Behind the scenes of Bun Install

Developer Experiences and Compatibility

  • Several commenters enjoy Bun’s built‑in server, SQLite, speed, and “one binary” simplicity; some use it for all new scripts and small servers.
  • Others repeatedly hit incompatibilities and reverted to Node: past issues with crypto, Playwright/Crawlee, Storybook, streams closing early, Docker hangs, SQLite bugs, and memory leaks.
  • A recurring strategy is using Bun only as package manager and/or test runner, while keeping Node as the runtime.
  • There’s mention that Playwright and some HTTP client incompatibilities have been or are being fixed, but “rough edges” remain a deterrent for production use.

Adoption, Ecosystem, and Governance

  • Data shared from GitHub shows new repos overwhelmingly using npm and pnpm over Bun, raising questions about slow adoption.
  • Many see Node as mature, community‑driven, and battle‑tested, whereas Bun and Deno are perceived as VC‑funded, less “democratic,” with potential lock‑in risk.
  • Some argue Bun doesn’t yet offer a 10x or clear 2x advantage for real projects; incremental gains may be absorbed as Node copies good ideas.
  • Others counter that even if Bun just forces Node to improve, it has “succeeded.”

Performance, Benchmarks, and Install Speed

  • Bun install is praised as dramatically faster; some share local benchmarks where Bun, npm, pnpm, and Deno end up closer than marketing implies.
  • Skepticism arises around Bun’s blog benchmarks: unclear cache clearing, missing “npm (cached)” entry, and interpretation of syscall overhead numbers.
  • There’s debate whether install speed matters: some say installs are rare and not a bottleneck; others stress CI/CD and human focus loss from 20–60 second waits.

Design Choices: IO, Syscalls, and Tarballs

  • Discussion of Bun avoiding libuv, using Zig with direct syscalls, and optimizing for fewer context switches; some note Node could in theory do the same in C/C++.
  • gzip footer and tarball handling: Bun buffers the whole tarball, reads the uncompressed size from the gzip trailer, and pre‑allocates output to avoid repeated reallocations; tradeoffs vs streaming are debated.
  • Questions raised about equivalence of Linux hardlinks vs macOS clonefile and implications for shared files.

Comparisons with Other Runtimes and Package Managers

  • Deno’s Node compatibility is said to have improved significantly; its URL‑based dependency model makes apples‑to‑apples benchmarks tricky.
  • One commenter posts numbers: on a React app, Bun and Deno installs (with lockfiles) are in the same ballpark as npm; first‑time runs differ more.
  • Broader ecosystem talk: Python’s uv, Ruby’s rv and Bundler, PHP’s Composer and Mago, and Nix‑based workflows are cited as analogues.
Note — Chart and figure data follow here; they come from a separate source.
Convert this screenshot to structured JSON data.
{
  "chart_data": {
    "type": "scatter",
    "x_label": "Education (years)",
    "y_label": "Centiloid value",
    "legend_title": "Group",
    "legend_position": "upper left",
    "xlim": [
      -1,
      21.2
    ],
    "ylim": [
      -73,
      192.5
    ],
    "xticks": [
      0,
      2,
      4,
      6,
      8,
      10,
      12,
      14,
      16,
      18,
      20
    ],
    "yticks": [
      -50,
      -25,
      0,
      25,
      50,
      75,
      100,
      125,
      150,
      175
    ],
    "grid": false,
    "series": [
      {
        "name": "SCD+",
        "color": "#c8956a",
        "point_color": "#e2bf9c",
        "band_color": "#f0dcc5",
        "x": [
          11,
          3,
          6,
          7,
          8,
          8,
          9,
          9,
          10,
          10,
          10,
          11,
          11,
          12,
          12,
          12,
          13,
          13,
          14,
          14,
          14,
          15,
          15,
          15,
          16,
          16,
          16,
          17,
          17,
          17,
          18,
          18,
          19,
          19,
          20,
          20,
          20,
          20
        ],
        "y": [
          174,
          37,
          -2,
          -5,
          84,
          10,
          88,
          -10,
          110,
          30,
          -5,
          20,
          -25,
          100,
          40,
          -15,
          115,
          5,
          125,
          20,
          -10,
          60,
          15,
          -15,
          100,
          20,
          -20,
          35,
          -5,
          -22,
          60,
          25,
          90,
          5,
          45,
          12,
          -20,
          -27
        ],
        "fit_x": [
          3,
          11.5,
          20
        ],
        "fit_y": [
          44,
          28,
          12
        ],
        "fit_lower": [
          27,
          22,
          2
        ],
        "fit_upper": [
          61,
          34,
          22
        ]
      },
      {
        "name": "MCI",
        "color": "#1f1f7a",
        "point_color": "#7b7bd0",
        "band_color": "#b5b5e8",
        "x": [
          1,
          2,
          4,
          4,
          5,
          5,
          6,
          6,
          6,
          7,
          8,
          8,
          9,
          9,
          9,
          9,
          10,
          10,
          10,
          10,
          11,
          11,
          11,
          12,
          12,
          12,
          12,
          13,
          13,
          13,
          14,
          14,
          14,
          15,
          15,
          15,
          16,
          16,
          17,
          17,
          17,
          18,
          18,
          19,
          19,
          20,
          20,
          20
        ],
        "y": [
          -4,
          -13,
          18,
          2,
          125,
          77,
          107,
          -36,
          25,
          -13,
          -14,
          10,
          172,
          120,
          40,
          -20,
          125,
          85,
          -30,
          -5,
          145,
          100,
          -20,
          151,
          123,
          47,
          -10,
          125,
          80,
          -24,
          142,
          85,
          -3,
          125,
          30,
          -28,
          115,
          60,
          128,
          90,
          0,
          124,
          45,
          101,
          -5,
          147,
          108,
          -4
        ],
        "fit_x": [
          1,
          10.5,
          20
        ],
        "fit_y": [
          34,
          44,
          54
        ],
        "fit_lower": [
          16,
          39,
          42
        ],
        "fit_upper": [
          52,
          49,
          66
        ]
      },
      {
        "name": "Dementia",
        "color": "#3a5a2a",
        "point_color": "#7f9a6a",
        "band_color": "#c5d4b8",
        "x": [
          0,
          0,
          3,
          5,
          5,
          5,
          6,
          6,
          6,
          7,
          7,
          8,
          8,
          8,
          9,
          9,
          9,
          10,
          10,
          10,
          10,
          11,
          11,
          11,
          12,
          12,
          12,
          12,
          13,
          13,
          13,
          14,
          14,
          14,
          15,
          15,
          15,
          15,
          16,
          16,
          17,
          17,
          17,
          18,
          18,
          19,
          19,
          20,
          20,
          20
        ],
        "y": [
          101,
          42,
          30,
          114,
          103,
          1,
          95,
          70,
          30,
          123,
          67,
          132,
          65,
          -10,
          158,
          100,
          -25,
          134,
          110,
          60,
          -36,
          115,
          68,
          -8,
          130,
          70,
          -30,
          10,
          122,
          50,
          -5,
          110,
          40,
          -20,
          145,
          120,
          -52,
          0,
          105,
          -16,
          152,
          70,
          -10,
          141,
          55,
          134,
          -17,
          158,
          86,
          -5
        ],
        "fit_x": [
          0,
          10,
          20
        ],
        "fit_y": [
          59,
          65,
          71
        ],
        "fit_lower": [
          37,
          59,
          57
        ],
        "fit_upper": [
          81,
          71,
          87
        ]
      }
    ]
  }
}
Zig, Stability, and Safety

  • Some worry about Bun’s crash‑heavy issue tracker and Zig’s pre‑1.0 status; others note Node itself relies on unsafe C/C++ and that maturity/testing matter more than language.
  • Debate around whether Zig’s ecosystem is “mature”: strong C interop vs relatively few pure‑Zig libraries.

Reception of the Article

  • The article is widely praised as clear, engaging technical writing tying low‑level concepts (syscalls, locality, compression, filesystems) to developer tooling.
  • A few nitpick factual claims about historical hardware performance and suspect some LLM‑like rhetoric, but overall the technical explanations are considered strong.